Говорили, что «пройти у публики на ЦОЛПе» ничуть не легче, чем у театральной Москвы. Здесь находились завсегдатаи МХАТа, таировского и мейерхольдовского театров.
Наступил день сдачи новой программы и премьеры «Юбилея».
Будто сквозь горячку слышала я шум заполнявшегося зала, как объявили «Юбилей», перечислили исполнителей… как открылся занавес и начался спектакль.
И вот уже реплика на выход:
— Ба, легка на помине!
Меня словно столкнули в пропасть.
— Милый! Соскучился? Здоров? А я еще дома не была, с вокзала прямо сюда…
Спектакль катился дальше.
Уловленный шумок одобрения дал дыхание. Смех ободрил.
Невзирая ни на какие перипетии приготовлений к юбилею банка, Мерчуткина в одну дуду требовала у помпезного Шипучина свои двадцать четыре рубля тридцать шесть копеек. Татьяна Алексеевна молола свое. В предпринятой атаке на дам у Хирина разлетались счеты.
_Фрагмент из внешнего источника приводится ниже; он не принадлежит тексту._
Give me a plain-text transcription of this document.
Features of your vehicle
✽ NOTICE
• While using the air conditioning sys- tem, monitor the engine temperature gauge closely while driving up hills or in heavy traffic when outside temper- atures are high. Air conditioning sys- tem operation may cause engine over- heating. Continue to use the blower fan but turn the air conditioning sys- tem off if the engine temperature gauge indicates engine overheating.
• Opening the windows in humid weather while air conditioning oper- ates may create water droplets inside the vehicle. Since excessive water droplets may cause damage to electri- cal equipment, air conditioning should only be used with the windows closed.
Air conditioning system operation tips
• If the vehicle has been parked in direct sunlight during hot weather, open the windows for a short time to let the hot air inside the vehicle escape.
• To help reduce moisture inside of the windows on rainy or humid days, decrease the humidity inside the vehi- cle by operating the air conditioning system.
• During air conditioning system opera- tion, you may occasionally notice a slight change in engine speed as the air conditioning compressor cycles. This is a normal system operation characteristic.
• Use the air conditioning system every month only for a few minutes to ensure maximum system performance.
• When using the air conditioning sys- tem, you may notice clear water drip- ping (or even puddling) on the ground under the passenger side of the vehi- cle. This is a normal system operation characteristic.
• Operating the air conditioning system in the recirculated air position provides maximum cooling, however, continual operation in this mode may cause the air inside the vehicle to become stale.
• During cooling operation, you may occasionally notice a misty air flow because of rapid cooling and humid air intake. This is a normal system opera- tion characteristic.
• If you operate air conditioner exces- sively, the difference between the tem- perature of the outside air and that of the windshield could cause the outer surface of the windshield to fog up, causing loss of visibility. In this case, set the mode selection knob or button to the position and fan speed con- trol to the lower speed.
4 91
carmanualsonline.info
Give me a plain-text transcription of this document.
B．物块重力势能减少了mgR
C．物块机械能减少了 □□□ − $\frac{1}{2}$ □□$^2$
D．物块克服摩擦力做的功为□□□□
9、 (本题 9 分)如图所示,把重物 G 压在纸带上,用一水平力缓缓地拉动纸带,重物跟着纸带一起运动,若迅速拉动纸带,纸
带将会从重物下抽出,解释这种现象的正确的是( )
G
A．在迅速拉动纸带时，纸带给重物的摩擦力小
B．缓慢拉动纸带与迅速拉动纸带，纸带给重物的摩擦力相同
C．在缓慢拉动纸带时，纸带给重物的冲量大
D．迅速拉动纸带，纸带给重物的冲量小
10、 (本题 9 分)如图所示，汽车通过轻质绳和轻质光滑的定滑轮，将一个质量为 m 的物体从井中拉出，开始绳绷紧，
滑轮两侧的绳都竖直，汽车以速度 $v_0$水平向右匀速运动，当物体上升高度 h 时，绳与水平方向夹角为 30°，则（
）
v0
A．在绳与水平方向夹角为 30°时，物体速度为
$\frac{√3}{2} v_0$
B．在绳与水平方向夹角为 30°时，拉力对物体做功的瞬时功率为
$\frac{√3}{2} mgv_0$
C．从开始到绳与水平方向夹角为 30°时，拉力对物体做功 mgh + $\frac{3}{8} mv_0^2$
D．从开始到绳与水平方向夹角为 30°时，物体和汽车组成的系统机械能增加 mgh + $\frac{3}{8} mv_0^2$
Игнорируя свалку, депутация зачитывала юбилейный адрес.
Режиссерской изобретательности не было конца.
Александр Осипович угадал острую, едва ли не детскую потребность в смехе у людей, находящихся столько лет за проволокой. Но не только. Он решал «Юбилей» как еретический фарс. Фантасмагорическое нагромождение глупости, беспечности, тупого, безмозглого напора и дутой фальши образовывало отнюдь не безобидный абсурд ситуации. Легкомыслие и надменность, которыми люди так охотно и бездумно жонглируют, по мысли режиссера, оборачиваются порой одной из бед общества.
Зрители подолгу и охотно смеялись. «Юбилей» был принят. Успех громкий и безусловный. Поздравляли и меня.